Last updated: February 21, 2008 - 2:21am
SURROUNDED BY SINGLETON
[SOURCE: American Journalism Review, AUTHOR: Charles Layton]
Most major newspapers came of age in big cities, surrounded by smaller papers in the suburbs and outlying towns. These rivals may have nipped at their heels and cut into their circulation, but they never threatened the big papers' market dominance. But now, in the San Francisco Bay Area, a cluster of suburban papers is rising up to challenge, and perhaps one day overshadow, the San Francisco Chronicle. This summer, a series of newspaper sales involving six media companies — Knight Ridder, McClatchy, Hearst, Gannett, Stephens Media Group and MediaNews Group — will reshape the newspaper business in the Bay Area. Unless those transactions are blocked by government antitrust action, one group of local papers, owned by MediaNews, will more than double its circulation overnight, becoming larger and more potent economically than its big-city rival, the Chronicle. What this means for advertisers, readers and the newspapers' employees remains to be seen. The one certainty is that plenty of people are worried.
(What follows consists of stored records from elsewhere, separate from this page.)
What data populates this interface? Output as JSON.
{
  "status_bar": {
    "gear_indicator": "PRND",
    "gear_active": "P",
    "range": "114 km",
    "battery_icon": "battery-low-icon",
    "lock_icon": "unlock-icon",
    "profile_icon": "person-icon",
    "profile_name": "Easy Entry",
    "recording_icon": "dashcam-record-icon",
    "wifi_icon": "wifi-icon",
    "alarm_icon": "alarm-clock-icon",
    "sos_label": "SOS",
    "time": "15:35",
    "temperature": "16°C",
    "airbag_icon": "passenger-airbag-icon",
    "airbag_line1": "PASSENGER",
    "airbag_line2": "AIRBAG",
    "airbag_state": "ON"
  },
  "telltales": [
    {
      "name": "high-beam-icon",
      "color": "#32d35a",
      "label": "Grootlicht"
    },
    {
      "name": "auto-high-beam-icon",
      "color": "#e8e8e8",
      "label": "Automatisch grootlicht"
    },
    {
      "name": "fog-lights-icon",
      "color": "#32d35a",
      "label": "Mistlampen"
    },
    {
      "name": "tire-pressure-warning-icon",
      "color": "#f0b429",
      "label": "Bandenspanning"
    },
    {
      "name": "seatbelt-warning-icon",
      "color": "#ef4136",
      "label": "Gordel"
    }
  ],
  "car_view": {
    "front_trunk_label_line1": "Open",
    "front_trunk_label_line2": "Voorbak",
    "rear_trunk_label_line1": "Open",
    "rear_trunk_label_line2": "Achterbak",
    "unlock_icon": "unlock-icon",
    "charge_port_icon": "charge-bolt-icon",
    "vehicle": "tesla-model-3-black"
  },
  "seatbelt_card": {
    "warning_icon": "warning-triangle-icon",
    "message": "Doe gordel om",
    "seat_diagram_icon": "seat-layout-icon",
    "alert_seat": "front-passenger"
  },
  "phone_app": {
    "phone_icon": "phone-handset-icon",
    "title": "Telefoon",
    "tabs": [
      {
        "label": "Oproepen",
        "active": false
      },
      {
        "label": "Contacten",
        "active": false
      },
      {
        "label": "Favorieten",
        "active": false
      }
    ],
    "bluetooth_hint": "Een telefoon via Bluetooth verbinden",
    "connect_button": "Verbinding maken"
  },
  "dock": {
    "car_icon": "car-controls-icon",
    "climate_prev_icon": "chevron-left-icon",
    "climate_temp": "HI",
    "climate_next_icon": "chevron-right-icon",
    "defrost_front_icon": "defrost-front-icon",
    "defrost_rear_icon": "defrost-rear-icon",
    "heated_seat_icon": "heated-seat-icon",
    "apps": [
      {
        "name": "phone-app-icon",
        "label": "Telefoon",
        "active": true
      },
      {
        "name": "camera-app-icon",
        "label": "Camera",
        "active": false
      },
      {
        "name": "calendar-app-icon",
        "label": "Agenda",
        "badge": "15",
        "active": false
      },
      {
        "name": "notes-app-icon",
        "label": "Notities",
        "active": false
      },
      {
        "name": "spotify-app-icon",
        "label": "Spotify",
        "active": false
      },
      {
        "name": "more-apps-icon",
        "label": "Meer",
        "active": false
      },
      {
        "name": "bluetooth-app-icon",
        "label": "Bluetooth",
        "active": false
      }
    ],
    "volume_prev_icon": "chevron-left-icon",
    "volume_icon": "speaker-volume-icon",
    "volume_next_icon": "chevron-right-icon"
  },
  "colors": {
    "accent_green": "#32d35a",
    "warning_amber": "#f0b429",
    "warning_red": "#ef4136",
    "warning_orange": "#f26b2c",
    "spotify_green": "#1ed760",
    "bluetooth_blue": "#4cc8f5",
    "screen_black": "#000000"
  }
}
The architect behind the new juggernaut is William Dean Singleton, the innovative, somewhat flamboyant 54-year-old chief executive of MediaNews, a Denver-based company that presently owns 51 dailies in 13 states. Singleton began preparing the ground for this little revolution in 1985, when he bought three small family-owned dailies in the towns of Hayward, Fremont and Pleasanton, in Alameda County just across the bay from San Francisco. Later, he bought more small papers in that area, and by 2002 he had stitched nine of them together into what he calls the Alameda Newspaper Group, or ANG. Because they are close together, six of these papers share newsgathering, production, distribution, accounting and administrative facilities, a strategy known as clustering. They also offer combination advertising deals. It is possible to think of them, in fact, as one big paper with six zoned editions. Their news coverage is heavily local.